MERAJI: But both Galvan and Medina say they're living proof that their people survived this abuse and persevered. They learned to adapt to the Spanish ways and, later, the Mexican ways and then the Anglo ways. But they were able to keep a piece of the old ways because their ancestors left cultural clues behind.

GALVAN: This is our sanctuary, the most sacred space, where the altar table is, where the priest presides at worship.

MERAJI: Galvan, Medina and I are standing at the front of the narrow adobe church. Behind us is a baroque wall filled with saints and painted with lots of gold flare. But if you look up at the ceiling in front of you, you start thinking, one of these things is not like the others. The geometric pattern is intricate, and its straight lines are in direct contrast to the fancy swirls of the baroque art beneath it.

MEDINA: So the entire ceiling from the front door to the back wall is painted in what is a traditional basket weave pattern. And to me, also, it shows how my ancestors - they were still going to factor their own culture into this building that they were being forced, essentially, to make.

MERAJI: Even though they know their people were forced and coerced into Catholicism, Medina and Galvan are both practicing Catholics. They say it's a part of their cultural traditions now, that lots of people's history with the church is colored by colonialism, and they're still Catholic. But Galvan takes it even further with his unwavering belief that Junipero Serra loved Indians and wanted the best for them, which, at that time, he says, meant accepting the gospel. He's been fighting for Serra's sainthood for as long as Medina has been alive.

GALVAN: In my eyes, he's a saint. In the official documents of the church on the afternoon of September 23, Pope Francis will be reading the formula that declares him a saint in Washington, D.C.

MERAJI: A day Galvan has been waiting for and Medina is dreading.

MEDINA: To be a saint is the highest you can be in the Catholic Church for a human being. He just doesn't deserve that promotion, like, for me. Like, that's, like, why it's upsetting. And to me, I can't - I just can't support it because a lot of the effects of the missions are still being felt by Ohlone people even today.

MERAJI: He mentions the loss of cultural traditions - basket weaving, spiritual ceremonies and language. Medina spent years trying to relearn his ancestral language, Chochenyo, from old recordings. But Galvan doesn't blame Junipero Serra for those losses. He blames the colonial system.

GALVAN: He is a person of that time. It is not correct to judge him by our standards.

MEDINA: I can't support the canonization because of that. I just - yeah, I just can't.

MERAJI: How do you work with him every day, then?

MEDINA: Well, Andy would often say good scholarship is listening to the other side.

GALVAN: That's exactly what I was going to say. Good scholarship is listening to both sides of a point because, in many ways, Vincent and I agree more on what happened at a California mission than what we disagree on.

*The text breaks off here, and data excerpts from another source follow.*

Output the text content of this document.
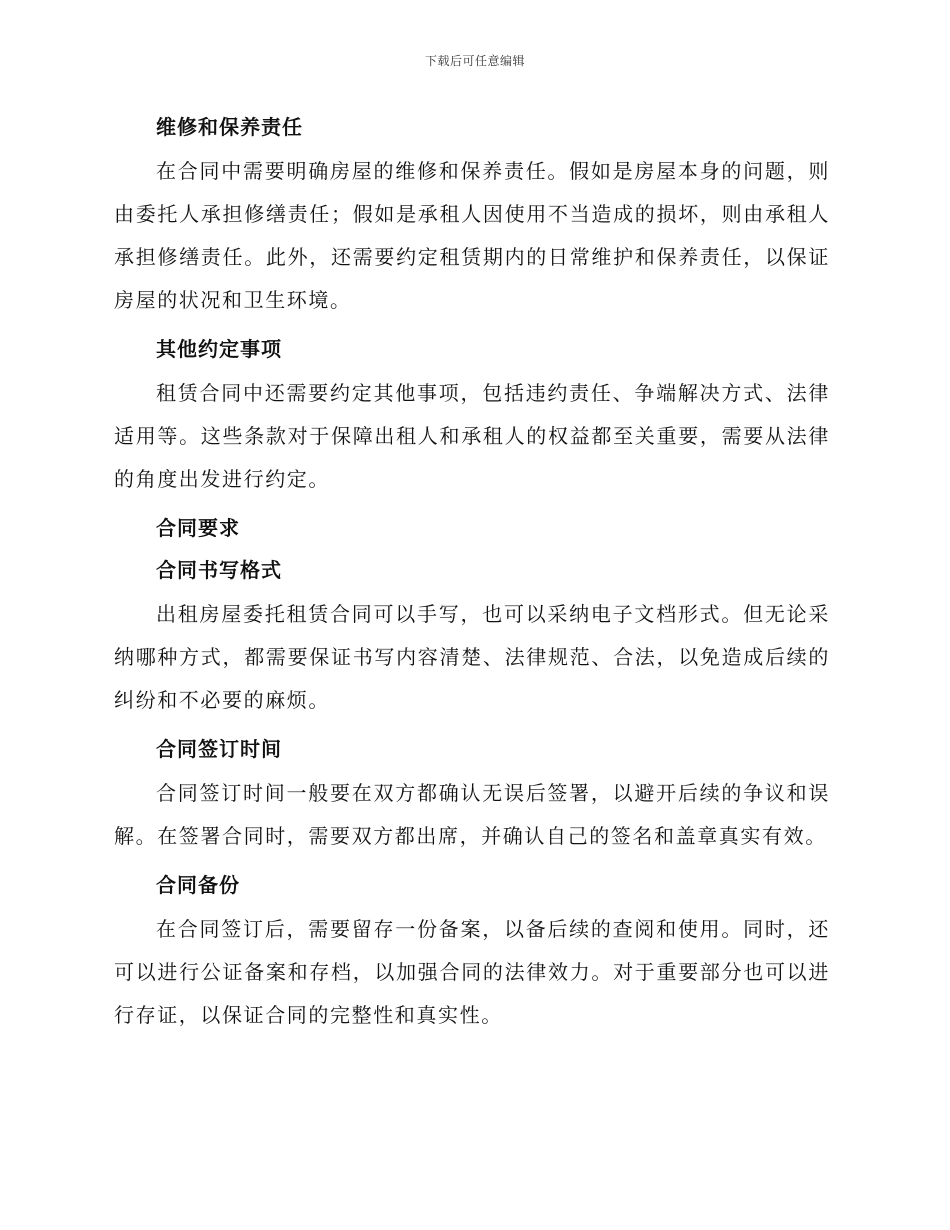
下载后可任意编辑
维修和保养责任

在合同中需要明确房屋的维修和保养责任。假如是房屋本身的问题，则由委托人承担修缮责任；假如是承租人因使用不当造成的损坏，则由承租人承担修缮责任。此外，还需要约定租赁期内的日常维护和保养责任，以保证房屋的状况和卫生环境。

其他约定事项

租赁合同中还需要约定其他事项，包括违约责任、争端解决方式、法律适用等。这些条款对于保障出租人和承租人的权益都至关重要，需要从法律的角度出发进行约定。

合同要求
合同书写格式

出租房屋委托租赁合同可以手写，也可以采纳电子文档形式。但无论采纳哪种方式，都需要保证书写内容清楚、法律规范、合法，以免造成后续的纠纷和不必要的麻烦。

合同签订时间

合同签订时间一般要在双方都确认无误后签署，以避开后续的争议和误解。在签署合同时，需要双方都出席，并确认自己的签名和盖章真实有效。

合同备份

在合同签订后，需要留存一份备案，以备后续的查阅和使用。同时，还可以进行公证备案和存档，以加强合同的法律效力。对于重要部分也可以进行存证，以保证合同的完整性和真实性。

MERAJI: They agreed that the mission system could be brutal, but it's also the strongest link to their ancestral past, their history. Vincent Medina wants some of the things that were taken away returned. He wants the missions to offer language classes and basketry, to be a place where traditional ceremonies can be performed right alongside the Catholic faith. And he's hoping the spotlight on Farther Junipero Serra's sainthood can help make that happen.

MEDINA: If we can take something that I perceive as being negative, channel that frustration into some good, then, ultimately, we win in the end. We all win, you know? Andy gets his saints. I get Indians in the mission.